From "This Be the Verse": "Man hands on misery to man. / It deepens like a coastal shelf. / You get you out as early as you can / And don't have any kids yourself."
The above excerpt demonstrates the Naturalist belief that man is fated to suffer and that there is no escape from that suffering. According to Larkin, humans choose not to have more chidren because they know that their children would face the same doomed life that they are "forced" to live.

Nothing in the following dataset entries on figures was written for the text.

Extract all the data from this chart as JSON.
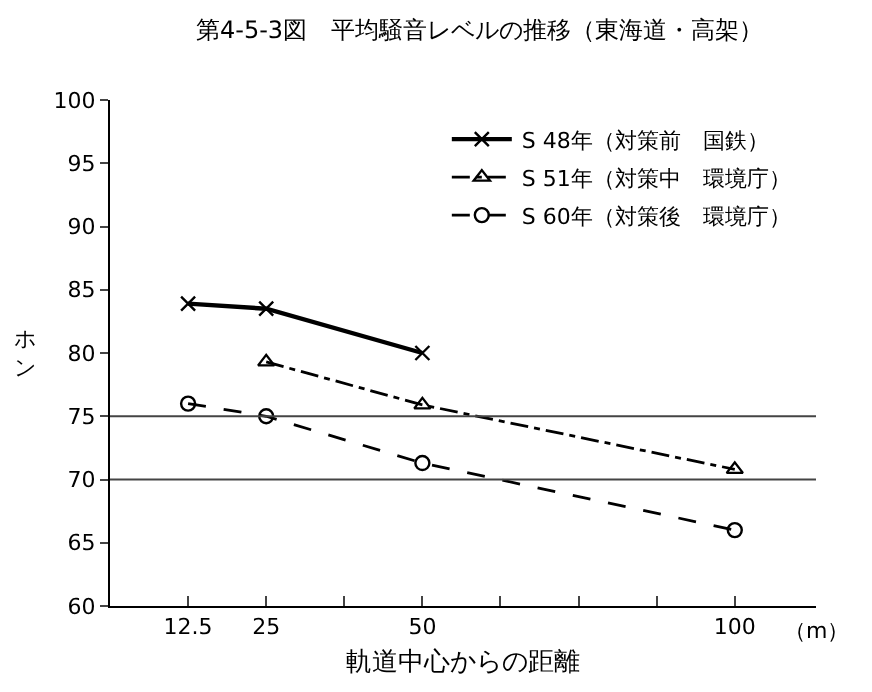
{
  "chart_data": {
    "type": "line",
    "title": "第4-5-3図　平均騒音レベルの推移（東海道・高架）",
    "xlabel": "軌道中心からの距離",
    "ylabel": "ホン",
    "annotations": [
      "（m）"
    ],
    "xlim": [
      0,
      113
    ],
    "xticks": [
      12.5,
      25,
      {
        "value": 37.5,
        "label": null
      },
      50,
      {
        "value": 62.5,
        "label": null
      },
      {
        "value": 75,
        "label": null
      },
      {
        "value": 87.5,
        "label": null
      },
      100
    ],
    "ylim": [
      60,
      100
    ],
    "yticks": [
      60,
      65,
      70,
      75,
      80,
      85,
      90,
      95,
      100
    ],
    "grid": false,
    "legend": "top right",
    "series": [
      {
        "name": "S 48年（対策前　国鉄）",
        "color": "#000000",
        "marker": "cross",
        "line_style": "solid",
        "x": [
          12.5,
          25,
          50
        ],
        "values": [
          83.9,
          83.5,
          80.0
        ]
      },
      {
        "name": "S 51年（対策中　環境庁）",
        "color": "#000000",
        "marker": "triangle",
        "line_style": "dashdot",
        "x": [
          25,
          50,
          100
        ],
        "values": [
          79.3,
          75.9,
          70.8
        ]
      },
      {
        "name": "S 60年（対策後　環境庁）",
        "color": "#000000",
        "marker": "circle",
        "line_style": "dashed",
        "x": [
          12.5,
          25,
          50,
          100
        ],
        "values": [
          76.0,
          75.0,
          71.3,
          66.0
        ]
      }
    ],
    "ref_lines": [
      {
        "axis": "y",
        "value": 75,
        "color": "#444444"
      },
      {
        "axis": "y",
        "value": 70,
        "color": "#444444"
      }
    ]
  }
}
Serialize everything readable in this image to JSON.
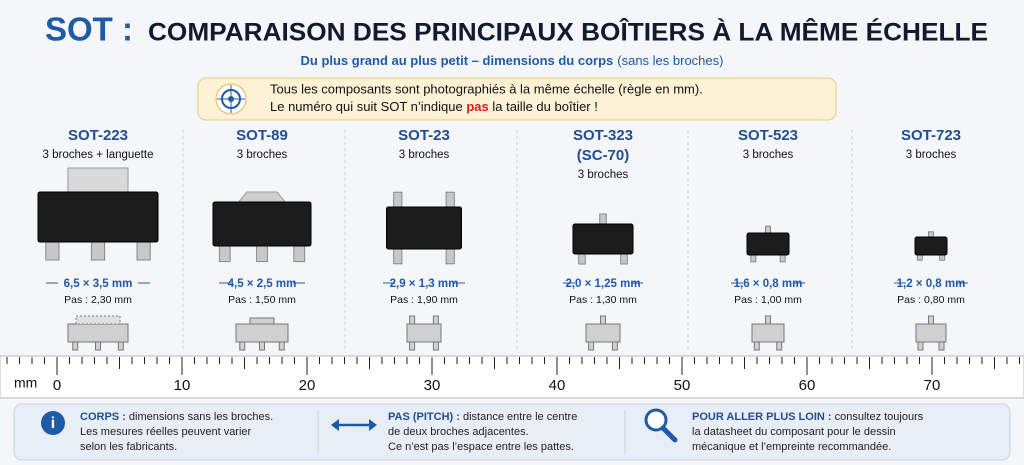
{
  "header": {
    "title_prefix": "SOT :",
    "title": "COMPARAISON DES PRINCIPAUX BOÎTIERS À LA MÊME ÉCHELLE",
    "subtitle": "Du plus grand au plus petit – dimensions du corps",
    "subtitle_note": "(sans les broches)"
  },
  "note": {
    "line1": "Tous les composants sont photographiés à la même échelle (règle en mm).",
    "line2_before": "Le numéro qui suit SOT n’indique ",
    "line2_highlight": "pas",
    "line2_after": " la taille du boîtier !"
  },
  "packages": [
    {
      "name": "SOT-223",
      "pins": "3 broches + languette",
      "body": "6,5 × 3,5 mm",
      "pitch": "Pas : 2,30 mm"
    },
    {
      "name": "SOT-89",
      "pins": "3 broches",
      "body": "4,5 × 2,5 mm",
      "pitch": "Pas : 1,50 mm"
    },
    {
      "name": "SOT-23",
      "pins": "3 broches",
      "body": "2,9 × 1,3 mm",
      "pitch": "Pas : 1,90 mm"
    },
    {
      "name": "SOT-323",
      "alias": "(SC-70)",
      "pins": "3 broches",
      "body": "2,0 × 1,25 mm",
      "pitch": "Pas : 1,30 mm"
    },
    {
      "name": "SOT-523",
      "pins": "3 broches",
      "body": "1,6 × 0,8 mm",
      "pitch": "Pas : 1,00 mm"
    },
    {
      "name": "SOT-723",
      "pins": "3 broches",
      "body": "1,2 × 0,8 mm",
      "pitch": "Pas : 0,80 mm"
    }
  ],
  "ruler": {
    "unit": "mm",
    "labels": [
      "0",
      "10",
      "20",
      "30",
      "40",
      "50",
      "60",
      "70"
    ]
  },
  "legend": [
    {
      "title": "CORPS :",
      "lines": [
        " dimensions sans les broches.",
        "Les mesures réelles peuvent varier",
        "selon les fabricants."
      ]
    },
    {
      "title": "PAS (PITCH) :",
      "lines": [
        " distance entre le centre",
        "de deux broches adjacentes.",
        "Ce n’est pas l’espace entre les pattes."
      ]
    },
    {
      "title": "POUR ALLER PLUS LOIN :",
      "lines": [
        " consultez toujours",
        "la datasheet du composant pour le dessin",
        "mécanique et l’empreinte recommandée."
      ]
    }
  ]
}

From "Church Going": "Yet stop I did: in fact I often do, / And always end much at a loss like this, / Wondering what to look for; wondering, too, / When churches fall completely out of use
What we shall turn them into . . ."
This quote from the second stanza of "Church Going" does not represent Humanism because while many Humanists would agree with Larkin that church or religion is unnecessary for mankind, they would not share his bleaker view that his propensity for visiting churches even when he does not know what to do when he goes inside is natural to him. Larkin demonstrates in this poem that for some reason he keeps going to churches to look around but is at a loss when he goes inside. For that reason, he believes that churches will eventually be unused. This idea that God might be out there (Afterall, what makes the poet want to keep going into churches?) but that He is not involved in churches or in humans' lives is very similar to Hardy's Existentialist perspective that a spectator god looks down on the human race but does nothing to help or hinder it.